Saturday, August 16, 2008

The Senior Prospects Metric: An Update



(Note: the following post might be stat-heavy and dwell obsessively on number crunching. If you have no interest in such things, you might just want to skip past this one.)

Q of Rethinking Basketball asked me in a comment about a post I had written which used the first version of the Senior Prospects Metric (SPM) to go back in time to the 2008 WNBA Draft and attempt to predict that draft. Here are the results:



So how did the SPM match up with how the players performed? And how well did the actual draft match up? The actual draft matched up very well, just creeping into the -0.5 area of large correlation. Whereas the SPM did not even reach -0.3, the generally hypothesized level of medium correlation.

Q suggested that instead of using Wins Score, I should use a metric that was more of a rate than a sum. Wins Score isn't high for players that don't get a lot of minutes, whereas a rate would measure "production per minute" and would not penalize players that had potential but didn't get a lot of minutes.

Therefore, instead of using Wins Score, I would use a metric I was already using for something else, called WS333 - "Wins Score for 33 1/3 minutes". WS333 asked the question, "how much Wins Score does the player produce per 33 1/3 minutes of play?". It would shrink the scores of players who had a lot of minutes, and expand the scores of players who didn't.

The results were...well....



AAAGGGHHH! When using a per/minute based metric, the SPM did worse - it got closer to randomness. Whereas the actual draft order got closer to a direct relationship.

I realized that I was going to have to add the height caveats that Hollinger wrote about in his inital ESPN article if I was to get any closer to an actual draft projection. I therefore added the height qualifications to the SPM and tried the entire result all over again.

Here are the final results. The "New Predicted Order" is the order you'd get if you use the updated version of the SPM to predict the draft outcome.



Kimberly Beck falls from 3rd to 10th. The new SPM punishes her for being a short point guard who didn't rebound well in college. Quianna Chaney also takes a hit for rebounding. Poor players get pushed down and the better players move up to take their places. Candace Wiggins moves to 8th from 10th, and Alexis Hornbuck moves all the way from 15th to 9th.

We'll look at the new correlations now.



The newest version of the SPM still does poorly against WS333 - but it does better than the older version. However, when using Wins Score, the correlation between SPM and actual player results actually moves from small correlation to medium correlation.

Even more interesting (to me anyway) is that the new SPM predicted order moves closer in correlation to the order from the 2008 WNBA Draft. It's still a small correlation, but it moves more in the direction of what the GMS of the WNBA actually do.

(* * *)

When thinking about this project, there were two matters on my mind.

The first matter is whether or not correlation is the correct statistical measure to use. As it turns out, correlation can be very misleading whenever non-normal variables are used.

A "normal variable" is a bell-curve type distribution. This implies a lot of numbers clumped up in the middle and trailing on both ends. If WNBA talent were normally distributed, it would indicate that most WNBA players have roughly the same amount of talent, with a few players being rather crappy and another few players being excellent.

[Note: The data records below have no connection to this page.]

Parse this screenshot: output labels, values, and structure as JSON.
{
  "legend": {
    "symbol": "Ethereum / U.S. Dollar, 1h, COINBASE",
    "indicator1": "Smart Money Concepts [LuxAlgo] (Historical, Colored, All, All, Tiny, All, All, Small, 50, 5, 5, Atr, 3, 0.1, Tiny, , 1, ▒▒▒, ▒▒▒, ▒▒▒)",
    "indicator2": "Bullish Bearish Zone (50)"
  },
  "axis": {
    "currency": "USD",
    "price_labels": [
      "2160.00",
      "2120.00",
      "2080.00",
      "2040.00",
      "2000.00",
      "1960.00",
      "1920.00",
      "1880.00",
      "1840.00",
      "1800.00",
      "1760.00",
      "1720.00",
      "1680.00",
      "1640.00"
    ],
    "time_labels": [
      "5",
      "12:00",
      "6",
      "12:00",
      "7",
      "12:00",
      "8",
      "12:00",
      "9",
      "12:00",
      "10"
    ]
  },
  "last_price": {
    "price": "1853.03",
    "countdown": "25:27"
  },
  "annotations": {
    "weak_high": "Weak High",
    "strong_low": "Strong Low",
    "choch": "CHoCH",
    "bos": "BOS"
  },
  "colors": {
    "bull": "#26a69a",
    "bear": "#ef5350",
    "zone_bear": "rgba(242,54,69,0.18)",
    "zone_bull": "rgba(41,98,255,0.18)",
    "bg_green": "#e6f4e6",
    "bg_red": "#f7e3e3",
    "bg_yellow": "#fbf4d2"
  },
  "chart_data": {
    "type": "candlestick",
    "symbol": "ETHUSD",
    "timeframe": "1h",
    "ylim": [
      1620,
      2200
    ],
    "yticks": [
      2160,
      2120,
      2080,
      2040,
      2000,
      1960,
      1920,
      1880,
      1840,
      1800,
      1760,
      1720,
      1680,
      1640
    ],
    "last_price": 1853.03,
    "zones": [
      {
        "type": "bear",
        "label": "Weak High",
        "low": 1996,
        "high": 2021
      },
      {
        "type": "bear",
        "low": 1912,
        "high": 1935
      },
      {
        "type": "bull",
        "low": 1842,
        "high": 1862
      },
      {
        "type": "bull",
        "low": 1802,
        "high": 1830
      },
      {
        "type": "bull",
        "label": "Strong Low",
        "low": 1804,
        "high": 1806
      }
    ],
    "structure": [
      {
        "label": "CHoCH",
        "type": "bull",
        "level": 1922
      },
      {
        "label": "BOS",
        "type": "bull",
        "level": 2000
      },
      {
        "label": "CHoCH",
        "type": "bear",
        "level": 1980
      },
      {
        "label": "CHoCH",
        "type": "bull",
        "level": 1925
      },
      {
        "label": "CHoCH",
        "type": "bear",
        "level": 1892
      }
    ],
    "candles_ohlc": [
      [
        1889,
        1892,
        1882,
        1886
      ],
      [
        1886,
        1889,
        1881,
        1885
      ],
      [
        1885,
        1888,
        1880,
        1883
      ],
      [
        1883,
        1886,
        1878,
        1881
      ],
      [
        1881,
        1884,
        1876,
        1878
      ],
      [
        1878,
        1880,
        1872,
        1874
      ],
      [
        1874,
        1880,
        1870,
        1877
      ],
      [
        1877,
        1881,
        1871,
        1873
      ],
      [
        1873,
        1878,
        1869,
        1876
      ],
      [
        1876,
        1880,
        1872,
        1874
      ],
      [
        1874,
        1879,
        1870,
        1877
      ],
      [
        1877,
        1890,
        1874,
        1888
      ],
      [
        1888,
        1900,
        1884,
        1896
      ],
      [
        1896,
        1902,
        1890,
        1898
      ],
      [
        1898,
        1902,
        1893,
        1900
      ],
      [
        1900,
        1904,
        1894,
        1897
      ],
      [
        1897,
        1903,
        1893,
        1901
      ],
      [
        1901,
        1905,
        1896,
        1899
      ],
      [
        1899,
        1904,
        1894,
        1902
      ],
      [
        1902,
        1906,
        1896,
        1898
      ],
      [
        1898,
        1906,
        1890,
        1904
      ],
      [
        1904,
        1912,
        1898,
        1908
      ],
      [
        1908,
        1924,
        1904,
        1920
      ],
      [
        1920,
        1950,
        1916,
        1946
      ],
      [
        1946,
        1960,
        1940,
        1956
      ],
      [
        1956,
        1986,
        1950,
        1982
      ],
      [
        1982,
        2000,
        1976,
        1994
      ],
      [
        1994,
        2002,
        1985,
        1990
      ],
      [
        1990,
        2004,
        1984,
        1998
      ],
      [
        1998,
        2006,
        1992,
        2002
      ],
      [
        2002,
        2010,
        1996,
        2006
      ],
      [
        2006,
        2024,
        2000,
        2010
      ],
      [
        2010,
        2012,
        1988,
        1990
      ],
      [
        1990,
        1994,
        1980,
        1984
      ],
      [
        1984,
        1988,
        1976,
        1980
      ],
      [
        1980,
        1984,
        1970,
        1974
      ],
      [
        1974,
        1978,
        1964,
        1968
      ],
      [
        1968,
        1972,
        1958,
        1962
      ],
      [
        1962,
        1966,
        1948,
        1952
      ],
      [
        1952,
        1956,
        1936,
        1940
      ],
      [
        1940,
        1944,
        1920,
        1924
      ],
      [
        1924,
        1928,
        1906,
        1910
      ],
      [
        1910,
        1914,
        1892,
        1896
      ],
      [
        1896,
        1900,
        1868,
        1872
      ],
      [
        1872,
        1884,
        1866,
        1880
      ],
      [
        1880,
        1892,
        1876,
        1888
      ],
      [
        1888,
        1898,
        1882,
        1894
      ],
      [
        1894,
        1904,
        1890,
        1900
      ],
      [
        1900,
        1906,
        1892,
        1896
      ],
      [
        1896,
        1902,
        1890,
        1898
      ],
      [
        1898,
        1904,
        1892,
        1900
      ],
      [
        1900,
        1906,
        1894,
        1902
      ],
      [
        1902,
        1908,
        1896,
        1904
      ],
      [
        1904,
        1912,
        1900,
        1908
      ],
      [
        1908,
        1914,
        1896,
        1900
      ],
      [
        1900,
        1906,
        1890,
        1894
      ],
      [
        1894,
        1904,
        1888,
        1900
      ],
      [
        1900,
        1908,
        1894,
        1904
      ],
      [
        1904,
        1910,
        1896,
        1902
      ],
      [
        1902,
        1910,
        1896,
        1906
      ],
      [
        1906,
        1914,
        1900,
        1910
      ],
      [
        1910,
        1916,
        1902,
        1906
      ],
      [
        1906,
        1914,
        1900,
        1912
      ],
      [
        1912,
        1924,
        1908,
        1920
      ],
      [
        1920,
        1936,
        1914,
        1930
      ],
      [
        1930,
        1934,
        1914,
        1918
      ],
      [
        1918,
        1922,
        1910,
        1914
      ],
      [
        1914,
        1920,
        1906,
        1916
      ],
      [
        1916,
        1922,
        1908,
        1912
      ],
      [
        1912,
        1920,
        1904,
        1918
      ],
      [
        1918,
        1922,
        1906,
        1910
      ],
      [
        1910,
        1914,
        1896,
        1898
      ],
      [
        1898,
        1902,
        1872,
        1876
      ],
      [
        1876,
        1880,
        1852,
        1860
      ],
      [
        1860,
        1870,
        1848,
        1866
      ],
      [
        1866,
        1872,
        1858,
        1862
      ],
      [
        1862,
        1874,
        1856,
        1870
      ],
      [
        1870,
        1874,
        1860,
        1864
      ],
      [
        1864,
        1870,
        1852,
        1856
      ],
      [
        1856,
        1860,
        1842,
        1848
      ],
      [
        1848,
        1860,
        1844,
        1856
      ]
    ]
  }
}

This assumption is not true in baseball. In baseball, it's more of an exponential curve, with a whole lot of really crappy players and a small number of good players. (Go to this link for the image of an exponential curve.) I suspect that talent curves are the same way in the WNBA and this adds problems when using correlation.

The other matter on my mind is that we might not be explaining the relationship in the right terms - it might not be that draft position predicts player performance, but that player performance might be dependent on draft position! It might be the case that higher draft choices get more coaching attention to improving the fine points of their game than lower, non-playing draft choices. In short, there might not be some sort of "inherent ability" that never changes, but rather the ability is more likely to be coaxed out at the professional level by coaches and staff members the lower one is picked in the draft.

After all, if you're a first round draft pick, there's more pressure on GMs and coaches to get a better result. More attention is lavished on one's major investment than one's minor ones.

That's pretty much it for the conclusions. I hope to have an updated SPM at the end of the 2008-09 college season, so we'll see which players did better than the most recently concluded year, and which did worse. If your favorite college player does worse in the coming year, don't worry - Hollinger says that this happens in men's college basketall, and it will probably happen in the women's game as well.